Halaman

Rabu, 11 November 2009

PULANG


PULANG
“Mak, pokoknya aku mau pulang! Aku mau lebaran di rumah sama emak, sama Tina juga!.”

Suara Sahadi terdengar tegas dengan nada memaksa di telinga perempuan yang di sebut Emak itu. Walaupun asal suara itu dari telepon, tapi dapat Emak rasakan gelombang rindu yang menderu dari anak semata wayangnya Sahadi. Jauh dari lubuk hati terdalam, Emak pun amat sangat merindukan Sahadi. Semenjak pernikahannya dengan Marni, Emak merasa Sahadi sudah tidak lagi menjadi bagian dalam hidupnya. Tanpa maksud berburuk sangka sama mantunya, Emak merasa Sahadi kian jatuh dalam belengggu Marni, sampai peran Emak yang semestinya masih ada selayaknya Ibu, tak lagi kebagian jatah memerankan peran Ibu untuk Sahadi. Marni sudah menjadi sutradara dalam alur kisah rumah tangganya, Marni yang menyusun adegan, skenario dan jatah peran untuk masing-masing. Semakin hari, semakin terasa jarak yang sengaja di bentangkan Marni. Emak tidak bisa berbuat apa-apa. Sahadi amat sangat mencintai Marni, pikir Emak kalau Sahadi bahagia dengan Marni Emak pun turut merasa senang. 
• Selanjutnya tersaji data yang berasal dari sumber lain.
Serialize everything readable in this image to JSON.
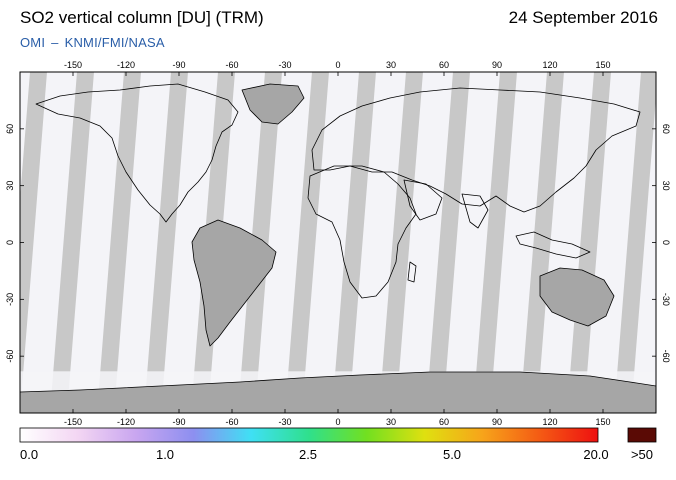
{
  "header": {
    "title": "SO2 vertical column [DU] (TRM)",
    "date": "24 September 2016",
    "credit_left": "OMI",
    "credit_sep": "–",
    "credit_right": "KNMI/FMI/NASA"
  },
  "map": {
    "lon_ticks": [
      -150,
      -120,
      -90,
      -60,
      -30,
      0,
      30,
      60,
      90,
      120,
      150
    ],
    "lat_ticks": [
      60,
      30,
      0,
      -30,
      -60
    ],
    "lon_range": [
      -180,
      180
    ],
    "lat_range": [
      -90,
      90
    ],
    "colors": {
      "background": "#c8c8c8",
      "swath": "#f4f4f8",
      "land_dark": "#a6a6a6",
      "frame": "#000000"
    }
  },
  "colorbar": {
    "labels": [
      "0.0",
      "1.0",
      "2.5",
      "5.0",
      "20.0",
      ">50"
    ],
    "stops": [
      "#ffffff",
      "#f3d6f3",
      "#c9a6f0",
      "#8d8ff0",
      "#3fe0f4",
      "#2fe08c",
      "#72e020",
      "#dfe010",
      "#f7a41a",
      "#f45a14",
      "#ee1010"
    ],
    "overflow_color": "#5a0a05"
  }
}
“Mak… aku kangen..” Suara Sahadi tidak lagi meninggi, suaranya lirih bak anak kecil yang tersedu sedan sehabis menangis kencang.
Gagang telepon masih Emak pegang erat, matanya berkaca-kaca meluncurkan bulir-bulir kecil dari sudut mata. Emak terisak.
“Nak, Emak senang kalau kamu mau pulang, tapi Marni harus ikut.” Suara Emak pelan, menahan isak tangisnya agar Sahadi tidak tahu kalau Emak menangis.
“Percuma mak, Marni gak akan mau ikut, aku pulang sendiri mungkin bawa Tina cucumu yang cantik ini’
“Terserah kamu Di, tapi Emak harap Marni bisa ikut. Jangan sampai kamu pulang tanpa sepengetahuan Marni.”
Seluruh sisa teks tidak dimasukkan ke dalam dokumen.